Filed under: — jodi @ 8:11 pm

Our second appointment did take place today, though it happened at 2:15 instead of 10:30. The morning appointments (one in particular) were going really long, so ours and all the rest got pushed to after lunch. The hours and minutes leading up to the appointment were far more nerve-racking than the appointment itself, which went pretty well I guess all things considered. By “all things considered” I am basically referring to pretty much a complete lack of healthy young children and of semi-healthy children as well (meaning minor medical issues). There are some healthy children, though. For example, we were shown a group of 4 healthy siblings – ha, right! We were also shown a precious, healthy little boy just under two, BUT he’s not actually available for adoption because he has a 3 year old brother (hello, perfect referral!!!) BUT the older brother isn’t yet available so even if we were to promise to come back for the older one, the younger can’t be adopted until they are both available and can be adopted at the same time. Then, of course, they added that the older brother’s file lists 2 more older brothers… the complications went on and on (and we’re back to another set of 4 siblings – this time not actually available though). They showed us another boy, very cute a little over 3.5 years old, with just a cleft lip – otherwise very healthy, but his paperwork is incomplete, so he isn’t actually available either. Basically, they had no good files to show people, so they were showing UNAVAILABLE children. Go figure.

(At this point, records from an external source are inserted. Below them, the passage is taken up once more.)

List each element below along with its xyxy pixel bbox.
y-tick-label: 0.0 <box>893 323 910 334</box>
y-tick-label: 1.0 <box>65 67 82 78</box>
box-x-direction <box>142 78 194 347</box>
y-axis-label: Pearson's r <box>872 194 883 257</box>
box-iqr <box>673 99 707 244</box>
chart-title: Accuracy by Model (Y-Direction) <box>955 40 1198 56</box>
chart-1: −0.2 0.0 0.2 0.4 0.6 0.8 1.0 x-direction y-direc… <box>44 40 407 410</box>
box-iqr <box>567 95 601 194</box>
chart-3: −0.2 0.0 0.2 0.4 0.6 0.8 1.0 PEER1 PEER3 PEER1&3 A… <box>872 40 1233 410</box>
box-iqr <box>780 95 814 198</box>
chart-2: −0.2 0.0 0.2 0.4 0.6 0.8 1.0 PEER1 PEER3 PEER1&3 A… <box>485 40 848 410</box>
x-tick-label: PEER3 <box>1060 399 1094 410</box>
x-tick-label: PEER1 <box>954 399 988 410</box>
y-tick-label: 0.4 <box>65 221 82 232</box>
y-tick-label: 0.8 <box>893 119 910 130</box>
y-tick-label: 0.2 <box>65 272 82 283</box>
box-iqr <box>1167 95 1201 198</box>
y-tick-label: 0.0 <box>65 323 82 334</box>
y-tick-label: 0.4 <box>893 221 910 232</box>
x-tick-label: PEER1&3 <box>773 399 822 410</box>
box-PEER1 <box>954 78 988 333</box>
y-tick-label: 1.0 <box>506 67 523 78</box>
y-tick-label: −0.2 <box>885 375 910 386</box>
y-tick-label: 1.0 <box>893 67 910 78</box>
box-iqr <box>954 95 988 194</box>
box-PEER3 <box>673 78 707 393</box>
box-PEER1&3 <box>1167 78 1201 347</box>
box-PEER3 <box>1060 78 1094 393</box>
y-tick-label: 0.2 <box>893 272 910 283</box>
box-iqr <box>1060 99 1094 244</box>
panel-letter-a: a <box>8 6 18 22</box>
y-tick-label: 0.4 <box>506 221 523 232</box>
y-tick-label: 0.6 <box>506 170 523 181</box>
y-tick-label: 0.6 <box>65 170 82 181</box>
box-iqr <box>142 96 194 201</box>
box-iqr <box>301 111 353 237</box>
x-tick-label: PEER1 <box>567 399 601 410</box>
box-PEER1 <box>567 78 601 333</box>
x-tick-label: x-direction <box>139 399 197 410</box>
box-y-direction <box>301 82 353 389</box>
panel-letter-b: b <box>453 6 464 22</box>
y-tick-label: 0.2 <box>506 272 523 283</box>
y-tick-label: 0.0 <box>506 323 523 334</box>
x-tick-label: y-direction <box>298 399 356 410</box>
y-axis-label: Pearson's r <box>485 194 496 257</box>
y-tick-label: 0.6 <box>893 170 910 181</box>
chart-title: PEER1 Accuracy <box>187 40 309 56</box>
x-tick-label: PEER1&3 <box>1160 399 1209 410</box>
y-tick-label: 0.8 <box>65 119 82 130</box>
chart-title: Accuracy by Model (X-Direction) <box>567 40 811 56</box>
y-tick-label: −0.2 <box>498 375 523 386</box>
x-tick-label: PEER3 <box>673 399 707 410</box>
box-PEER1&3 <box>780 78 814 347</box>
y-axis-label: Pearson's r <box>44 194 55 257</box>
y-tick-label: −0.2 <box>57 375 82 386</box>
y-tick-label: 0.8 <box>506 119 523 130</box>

Nonetheless, in the end we sat with two not perfect but worth considering referrals in front of us. Both had some very desirable aspects and some quite obviously negative or problematic aspects to them. We prayed and sought God and wrestled hard over which of the two to pursue. We kept waiting for some indication from God or a “sign” that either was “the one” but we just didn’t get it. We felt like we were on a teeter totter. In some respects, we leaned a bit more towards one, but other reasons lead us to the other. We were at an impasse. In the end, we just picked one and decided to go for it.

So, that’s the meat of it, folks. We will pick up our referral paperwork tomorrow (or at least that’s the plan) and head out very early on Friday to meet the child. We will be driving this time and Dr. Yuri is going along as our driver and will do another assessment like he did for the first child we visited. The child we are going to see is a boy – age 2.5 – with some “minor medical issues” which could turn out to be major medical issues, but we shall see.

We do hope and pray that this is “the one” but only God knows for sure.

In any case, we’re glad to at least be done with the appointment part and heading towards the next step. Tomorrow, we will be doing our final laundry and packing up (we’ve been in this flat for almost 2 weeks, so we’re quite “moved in”). Also, we have several more pictures of Kyiv sights to share with you, so hopefully that will happen tomorrow as well.

Thanks for hanging in there with us! The roller coaster is inching up that first big hill now. I hope you’re strapped in tight!?!